It's a little longer than two years since I hung up my proverbial data scientist boots. I then moved from being a practitioner in open data and data sharing to more of a thinker and facilitator in the same space. Since then, I've been working for projects such as the European Data Portal and the Support Centre for Data Sharing itself for the European Commission. It is from that original experience that I learned how easy it is for data to be not just biased, but simply, unfortunately, wrong.
Many of us like to think that everything can be solved by some piece of technology. Unfortunately, it is not like that. Data collection and processing is a human process that depends deeply on the human component. Sensors and Internet of Things (IoT) devices are great, but humans decide where to put them and what to measure, the degree of detail that we presume is useful, and the data format it is collected into. Digital data transfers are close to perfect... but that makes them perfect at preserving those mistakes and bias we created at the source. And then, at some point in the process, a data scientist will come and start fiddling with the data, adding more error, their interpretation and personal bias.
Now, imagine how easy it is through this series of stages and the many hands the data changes, to also maliciously bend the data and its interpretation in a direction your organisation or you yourself want to exploit. For example, we could inject fabricated data into a dataset describing climate change. Or, we may alter the outlook on a medical emergency by changing how we attribute a patient's death to a cause or another. We could even make unemployment statistics look less severe to back the political direction of one party or another.
Of course, this is not completely new. Satirical Italian poet Trilussa already described back in the early 1900s how statistics can be manipulated. He argued that if, on average, each of us gets one chicken for dinner, some of us will likely savour two, and someone else none.1 At the time, this was associated with the malice of some politicians.

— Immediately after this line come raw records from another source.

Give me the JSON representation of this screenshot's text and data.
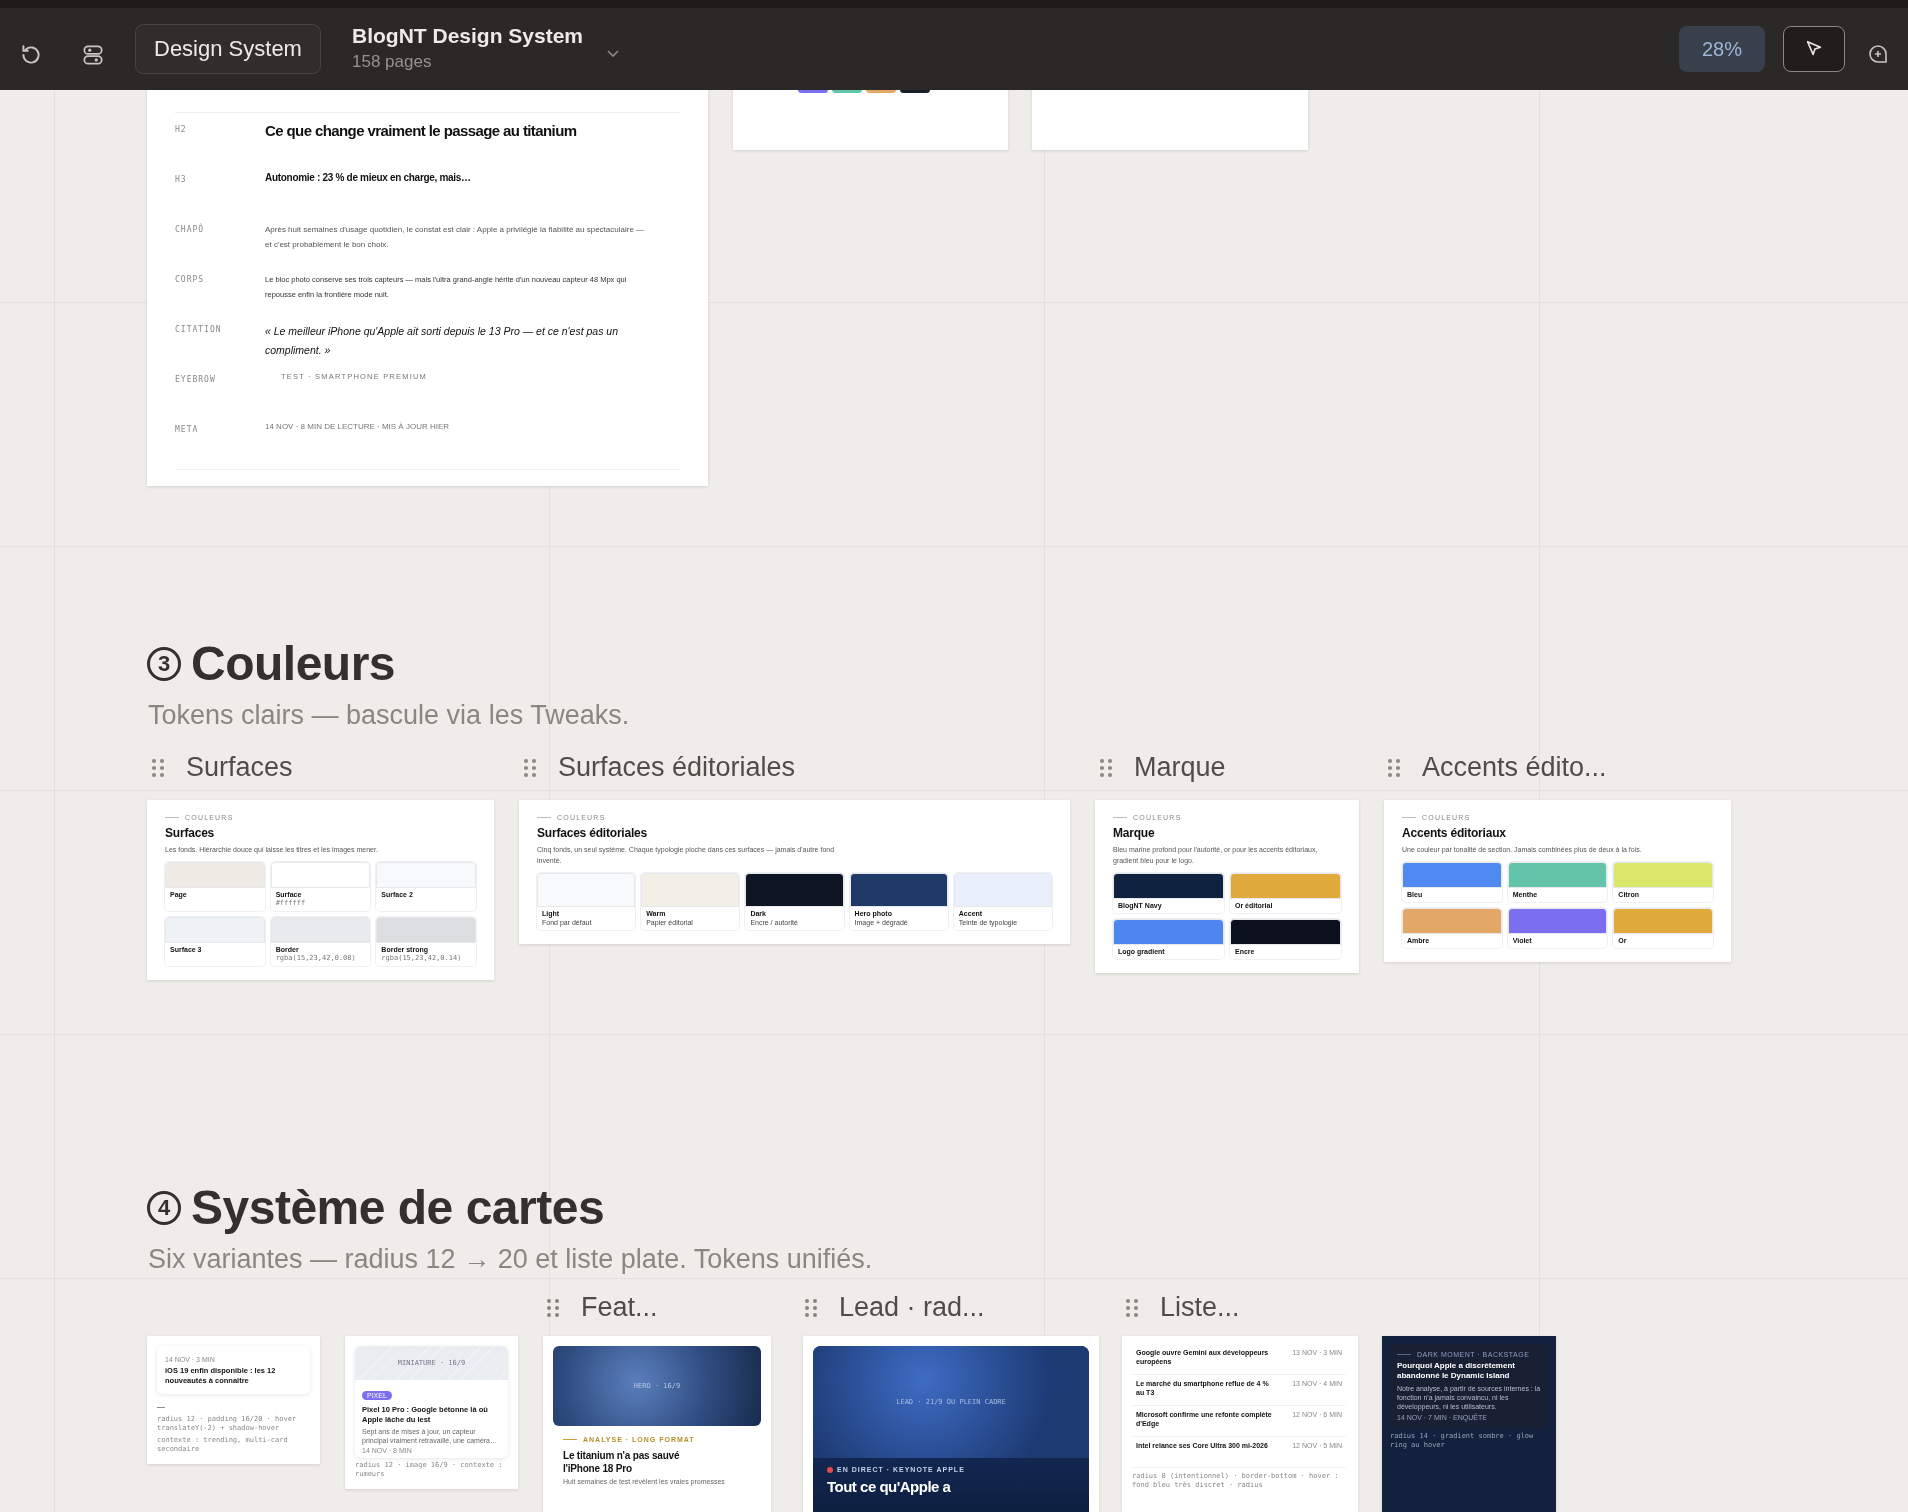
{
  "toolbar": {
    "file_button": "Design System",
    "title": "BlogNT Design System",
    "subtitle": "158 pages",
    "zoom": "28%"
  },
  "typography": {
    "rows": [
      {
        "kind": "h2",
        "label": "H2",
        "sample": "Ce que change vraiment le passage au titanium"
      },
      {
        "kind": "h3",
        "label": "H3",
        "sample": "Autonomie : 23 % de mieux en charge, mais…"
      },
      {
        "kind": "chapo",
        "label": "CHAPÔ",
        "sample": "Après huit semaines d'usage quotidien, le constat est clair : Apple a privilégié la fiabilité au spectaculaire — et c'est probablement le bon choix."
      },
      {
        "kind": "corps",
        "label": "CORPS",
        "sample": "Le bloc photo conserve ses trois capteurs — mais l'ultra grand-angle hérite d'un nouveau capteur 48 Mpx qui repousse enfin la frontière mode nuit."
      },
      {
        "kind": "citation",
        "label": "CITATION",
        "sample": "« Le meilleur iPhone qu'Apple ait sorti depuis le 13 Pro — et ce n'est pas un compliment. »"
      },
      {
        "kind": "eyebrow",
        "label": "EYEBROW",
        "sample": "TEST · SMARTPHONE PREMIUM"
      },
      {
        "kind": "meta",
        "label": "META",
        "sample": "14 NOV · 8 MIN DE LECTURE · MIS À JOUR HIER"
      }
    ]
  },
  "colors": {
    "number": "3",
    "title": "Couleurs",
    "subtitle": "Tokens clairs — bascule via les Tweaks.",
    "frames": [
      {
        "label": "Surfaces",
        "kind": "grid",
        "eyebrow": "COULEURS",
        "title": "Surfaces",
        "description": "Les fonds. Hiérarchie douce qui laisse les titres et les images mener.",
        "swatches": [
          {
            "name": "Page",
            "color": "#efece6"
          },
          {
            "name": "Surface",
            "color": "#ffffff",
            "value": "#ffffff"
          },
          {
            "name": "Surface 2",
            "color": "#f8f9fc"
          },
          {
            "name": "Surface 3",
            "color": "#eef2f7"
          },
          {
            "name": "Border",
            "color": "#e9eaec",
            "value": "rgba(15,23,42,0.08)"
          },
          {
            "name": "Border strong",
            "color": "#dcdde0",
            "value": "rgba(15,23,42,0.14)"
          }
        ]
      },
      {
        "label": "Surfaces éditoriales",
        "kind": "strip",
        "eyebrow": "COULEURS",
        "title": "Surfaces éditoriales",
        "description": "Cinq fonds, un seul système. Chaque typologie pioche dans ces surfaces — jamais d'autre fond inventé.",
        "swatches": [
          {
            "name": "Light",
            "note": "Fond par défaut",
            "color": "#f8f9fb"
          },
          {
            "name": "Warm",
            "note": "Papier éditorial",
            "color": "#f2efe6"
          },
          {
            "name": "Dark",
            "note": "Encre / autorité",
            "color": "#0e1626"
          },
          {
            "name": "Hero photo",
            "note": "Image + dégradé",
            "color": "#1f3a66"
          },
          {
            "name": "Accent",
            "note": "Teinte de typologie",
            "color": "#eaf0fb"
          }
        ]
      },
      {
        "label": "Marque",
        "kind": "grid2",
        "eyebrow": "COULEURS",
        "title": "Marque",
        "description": "Bleu marine profond pour l'autorité, or pour les accents éditoriaux, gradient bleu pour le logo.",
        "swatches": [
          {
            "name": "BlogNT Navy",
            "color": "#0f2240"
          },
          {
            "name": "Or éditorial",
            "color": "#e0ab3c"
          },
          {
            "name": "Logo gradient",
            "color": "#4f86ee"
          },
          {
            "name": "Encre",
            "color": "#0b101c"
          }
        ]
      },
      {
        "label": "Accents édito...",
        "kind": "grid",
        "eyebrow": "COULEURS",
        "title": "Accents éditoriaux",
        "description": "Une couleur par tonalité de section. Jamais combinées plus de deux à la fois.",
        "swatches": [
          {
            "name": "Bleu",
            "color": "#4f8af0"
          },
          {
            "name": "Menthe",
            "color": "#62c4a8"
          },
          {
            "name": "Citron",
            "color": "#dbe76a"
          },
          {
            "name": "Ambre",
            "color": "#e3a866"
          },
          {
            "name": "Violet",
            "color": "#7b6ff0"
          },
          {
            "name": "Or",
            "color": "#e0ab3c"
          }
        ]
      }
    ]
  },
  "cards": {
    "number": "4",
    "title": "Système de cartes",
    "subtitle": "Six variantes — radius 12 → 20 et liste plate. Tokens unifiés.",
    "labels": [
      "Feat...",
      "Lead · rad...",
      "Liste..."
    ],
    "items": [
      {
        "kind": "compact",
        "meta": "14 NOV · 3 MIN",
        "title": "iOS 19 enfin disponible : les 12 nouveautés à connaître",
        "dash": "—",
        "spec": "radius 12 · padding 16/20 · hover translateY(-2) + shadow-hover",
        "context": "contexte : trending, multi-card secondaire"
      },
      {
        "kind": "thumb",
        "image_label": "MINIATURE · 16/9",
        "tag": "PIXEL",
        "title": "Pixel 10 Pro : Google bétonne là où Apple lâche du lest",
        "excerpt": "Sept ans de mises à jour, un capteur principal vraiment retravaillé, une caméra…",
        "meta": "14 NOV · 8 MIN",
        "spec": "radius 12 · image 16/9 · contexte : rumeurs"
      },
      {
        "kind": "feature",
        "image_label": "HERO · 16/9",
        "eyebrow": "ANALYSE · LONG FORMAT",
        "title": "Le titanium n'a pas sauvé l'iPhone 18 Pro",
        "excerpt": "Huit semaines de test révèlent les vraies promesses"
      },
      {
        "kind": "lead",
        "image_label": "LEAD · 21/9 OU PLEIN CADRE",
        "eyebrow": "EN DIRECT · KEYNOTE APPLE",
        "title": "Tout ce qu'Apple a"
      },
      {
        "kind": "list",
        "rows": [
          {
            "title": "Google ouvre Gemini aux développeurs européens",
            "meta": "13 NOV · 3 MIN"
          },
          {
            "title": "Le marché du smartphone reflue de 4 % au T3",
            "meta": "13 NOV · 4 MIN"
          },
          {
            "title": "Microsoft confirme une refonte complète d'Edge",
            "meta": "12 NOV · 6 MIN"
          },
          {
            "title": "Intel relance ses Core Ultra 300 mi-2026",
            "meta": "12 NOV · 5 MIN"
          }
        ],
        "spec": "radius 8 (intentionnel) · border-bottom · hover : fond bleu très discret · radius"
      },
      {
        "kind": "dark",
        "eyebrow": "DARK MOMENT · BACKSTAGE",
        "title": "Pourquoi Apple a discrètement abandonné le Dynamic Island",
        "excerpt": "Notre analyse, à partir de sources internes : la fonction n'a jamais convaincu, ni les développeurs, ni les utilisateurs.",
        "meta": "14 NOV · 7 MIN · ENQUÊTE",
        "spec": "radius 14 · gradient sombre · glow ring au hover"
      }
    ]
  }
}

What is changing these days is twofold. On one side we can claim that our understanding of the world and our decisions were never more grounded in facts - and in the data describing it - than before. On the other, there is so much data – and so little effort in preserving its integrity – that it is possible to change the information at the base of the reasoning itself. We can make two chickens look like three, or four, or 100.
Over the last few years, the issue of fake news has come to most of our attention. Occasionally, we are amused by how skilful the makers of a deep fake video are. But, we never talk about fake data. It is time we prepare hard to deal with more of it, and more often. SCDS is doing its part to help. Later this year or in early 2021, we will be publishing our report on the available technology to document the traceability of data through its provenance and lineage: respectively where it comes from and what transformations it went through before falling into your lap. But be aware: tech wonders cannot replace our commitment to trustworthy data, information and the interpretation thereof.
I was discussing this on stage a few days ago, presenting at the United Nations' "AI for Good conference"2. Many in government and industry are worrying about an artificial intelligence (AI) "arms race", but it sounds silly when the data we feed to those AIs – to train them or to enable them to make decisions for us – is so bad (if it’s even real data) in the first place. It is like worrying about designing bigger and faster sportscars during an oil crisis. Keep that in mind, and make the fight for better data your first fight, too.